CARNETS DE VOYAGE. PÉRIPLE DE PAIX EN MÉDITERRANÉE. « MA PREMIÈRE NUIT SUR LE NAVIRE DE GUERRE »

(…) Le 23 juin 2001, 14 heures. Marseille grouille de monde. Les pacifistes, informés de l’heure du départ, ne se lassent toutefois pas de serpenter ses ruelles. Une course effrénée contre la montre est enclenchée. Marseille n’était pas de ces villes où on pénétrait comme on en sortait. Dieu sait combien on aurait aimé se carrer sur les terrasses de La Canebière, contempler la beauté des voiliers rutilants qui semblaient sortir d’un conte merveilleux, des mouettes se prenant en chasse et remplissant les airs de leurs cris de joie, se laisser bercer du mistral qui se levait comme pour appeler à de nouvelles conquêtes maritimes, caresser ces édifices sculptés qui paraissaient surgir de toiles immémoriales …

Qui a dit que le bonheur est éphémère ?

Un coup de téléphone me tire de mes rêveries.

J’ai compris alors que l’heure du départ était venue…

Me voilà, pour la première fois, sur un navire de guerre! Un marin roumain m’indique ma cabine, me remets le clefs et s’en va… en trombe.

Soudain, un micro crache quelques consignes et annonce le départ. Je remonte sur l’héliport. Le Constanta était déjà loin… du port. Derrière, la Cathédrale Notre-Dame semblait émerger de sa torpeur. Elle paraissait lever ses bras vers le ciel comme pour nous souhaiter bon voyage.

D’étranges questions se bousculent dans ma tête. Que suis-je venu faire sur un navire de guerre ? Aurais-je pu imaginer pouvoir me trouver, un jour, au milieu de tourelles de vigie et de mitraillettes ? Me revint à l’esprit cette phrase: «Les mots sont plus forts que les canons»!

Ils étaient là, ces canons. Et rien qu’à les regarder, je ne puis m’empêcher de frémir. Me voilà converti en soldat, mais sans armes. Vais-je troquer ma casquette de journaliste contre le béret des militaires ? Comment vais-je supporter la discipline martiale ? Etre réveillé en fanfare, assister à la levée du drapeau, participer aux manœuvres de navigation, faire le guet sur la tourelle de vigie … Je me frottais les yeux comme pour vérifier si je ne sortais d’un rêve ?

Rêve, pas du tout! Et ce ne sont surtout pas les faits qui diront le contraire. Cela commence dans la sérénité. Après ma première nuit à bord du bâtiment de guerre, longue grasse matinée…

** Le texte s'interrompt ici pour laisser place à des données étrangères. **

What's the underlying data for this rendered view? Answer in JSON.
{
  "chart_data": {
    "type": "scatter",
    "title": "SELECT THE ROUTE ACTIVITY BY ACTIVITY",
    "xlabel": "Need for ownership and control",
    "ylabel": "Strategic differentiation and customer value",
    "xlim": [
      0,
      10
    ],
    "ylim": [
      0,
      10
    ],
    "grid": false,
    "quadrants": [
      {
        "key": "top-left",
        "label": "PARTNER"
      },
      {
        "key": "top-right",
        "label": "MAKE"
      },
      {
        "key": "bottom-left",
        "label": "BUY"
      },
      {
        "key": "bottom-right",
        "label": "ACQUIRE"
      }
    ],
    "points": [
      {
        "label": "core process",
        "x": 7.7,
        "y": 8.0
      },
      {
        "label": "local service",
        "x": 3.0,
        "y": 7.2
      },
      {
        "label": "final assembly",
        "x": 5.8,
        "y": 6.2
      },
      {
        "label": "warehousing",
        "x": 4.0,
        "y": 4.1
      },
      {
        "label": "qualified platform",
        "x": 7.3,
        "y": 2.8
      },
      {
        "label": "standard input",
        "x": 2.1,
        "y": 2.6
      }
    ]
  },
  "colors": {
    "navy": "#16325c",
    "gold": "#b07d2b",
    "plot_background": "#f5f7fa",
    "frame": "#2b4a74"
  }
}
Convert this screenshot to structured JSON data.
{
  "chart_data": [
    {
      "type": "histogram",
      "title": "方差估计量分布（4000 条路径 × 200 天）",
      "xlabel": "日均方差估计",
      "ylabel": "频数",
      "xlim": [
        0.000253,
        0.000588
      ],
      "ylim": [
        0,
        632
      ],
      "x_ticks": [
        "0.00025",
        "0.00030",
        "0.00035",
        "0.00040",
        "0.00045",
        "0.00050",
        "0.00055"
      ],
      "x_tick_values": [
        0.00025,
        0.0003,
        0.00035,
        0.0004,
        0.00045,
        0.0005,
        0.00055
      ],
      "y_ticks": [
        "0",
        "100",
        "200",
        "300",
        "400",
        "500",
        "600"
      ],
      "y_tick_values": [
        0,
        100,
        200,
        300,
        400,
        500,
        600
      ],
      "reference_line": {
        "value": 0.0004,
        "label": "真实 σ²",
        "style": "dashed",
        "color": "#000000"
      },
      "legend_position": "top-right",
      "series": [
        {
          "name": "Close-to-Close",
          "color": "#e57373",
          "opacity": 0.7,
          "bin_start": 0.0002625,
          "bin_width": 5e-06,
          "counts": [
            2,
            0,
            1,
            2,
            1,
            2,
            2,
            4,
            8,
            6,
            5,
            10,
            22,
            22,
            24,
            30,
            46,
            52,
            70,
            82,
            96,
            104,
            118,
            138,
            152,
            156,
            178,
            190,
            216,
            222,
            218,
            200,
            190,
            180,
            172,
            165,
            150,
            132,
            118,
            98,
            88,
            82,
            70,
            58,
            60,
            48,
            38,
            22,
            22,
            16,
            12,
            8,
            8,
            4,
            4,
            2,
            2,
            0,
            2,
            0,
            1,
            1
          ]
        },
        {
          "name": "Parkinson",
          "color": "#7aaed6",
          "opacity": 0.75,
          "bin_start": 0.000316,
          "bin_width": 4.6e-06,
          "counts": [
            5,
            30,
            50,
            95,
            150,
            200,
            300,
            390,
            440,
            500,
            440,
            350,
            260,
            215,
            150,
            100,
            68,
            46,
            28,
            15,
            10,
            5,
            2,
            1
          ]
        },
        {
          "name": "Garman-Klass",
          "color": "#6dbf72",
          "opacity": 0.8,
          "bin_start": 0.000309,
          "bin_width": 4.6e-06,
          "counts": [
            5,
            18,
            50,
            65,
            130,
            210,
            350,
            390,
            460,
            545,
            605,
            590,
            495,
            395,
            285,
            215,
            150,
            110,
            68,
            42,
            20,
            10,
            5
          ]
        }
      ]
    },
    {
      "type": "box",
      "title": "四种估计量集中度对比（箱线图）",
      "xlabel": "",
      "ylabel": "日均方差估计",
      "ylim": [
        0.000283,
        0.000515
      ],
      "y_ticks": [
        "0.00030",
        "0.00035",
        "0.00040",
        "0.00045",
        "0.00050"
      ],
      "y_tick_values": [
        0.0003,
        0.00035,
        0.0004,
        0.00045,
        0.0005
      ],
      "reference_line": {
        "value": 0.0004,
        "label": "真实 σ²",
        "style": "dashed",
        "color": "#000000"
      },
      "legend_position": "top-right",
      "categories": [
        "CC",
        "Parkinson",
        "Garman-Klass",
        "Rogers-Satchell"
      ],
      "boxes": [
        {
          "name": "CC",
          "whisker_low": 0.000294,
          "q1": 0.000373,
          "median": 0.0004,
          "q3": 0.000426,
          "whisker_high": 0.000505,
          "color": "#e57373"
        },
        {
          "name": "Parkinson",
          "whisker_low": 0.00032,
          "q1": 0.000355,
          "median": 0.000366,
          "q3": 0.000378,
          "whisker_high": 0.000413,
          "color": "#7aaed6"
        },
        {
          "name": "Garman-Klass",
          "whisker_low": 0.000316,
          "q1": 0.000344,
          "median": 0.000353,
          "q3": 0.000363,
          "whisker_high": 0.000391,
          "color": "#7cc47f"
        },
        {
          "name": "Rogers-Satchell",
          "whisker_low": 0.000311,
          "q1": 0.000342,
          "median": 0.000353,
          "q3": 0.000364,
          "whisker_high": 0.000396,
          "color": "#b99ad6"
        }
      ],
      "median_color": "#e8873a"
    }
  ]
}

Il était 11 heures quand je me suis réveillé. J’ouvre mon robinet. Une goutte, puis rien. Je me précipite vers la proue. «Buongiorno», me fait Francesco, un ami italien qui m’invite à une collation. J’ai pris une bouteille d’eau minérale non que j’aie soif mais que j’aie besoin de me laver le visage.

Francesco me jeta un regard interrogateur… je le quittai…

Une demi-heure plus tard, un bruit de sirène déchire les airs. Les cadets roumains sont en alerte. Mon pavillon est inondé d’eau. Les cabines, submergées. Panique, à bord. Puis, du calme. Que s’est-il passé? «Votre amie a oublié de fermer le robinet!», crut savoir un marin, en allusion à l’amie actrice Siham Yasni qui m’accompagnait sur le Constanta.

Le marin a peut-être cherché à me disculper, il ne pouvait ne pas savoir en tout cas. D’ailleurs, je ne m’en étais pas caché. «J’ai imaginé que le robinet ne fonctionnait pas. Je ne savais pas que la distribution d’eau était réglementée…», lui dis-je.

Les consignes étaient pourtant claires. A 7 heures, tout le monde a pris sa douche. Le petit déjeuner se termine à 7H30. La collation est prévue à 11 heures…

Je me suis fait sonner les cloches… et… ce n’était pas tout… «Vous devez signer une décharge ou descendre au cachot», m’intima le marin, en me mitraillant de regards inquisiteurs.

«Il vaut mieux signer une décharge que finir dans un cachot!», maugréai-je. Il n’en fut rien.

Finalement, j’ai compris que c’était du bizutage.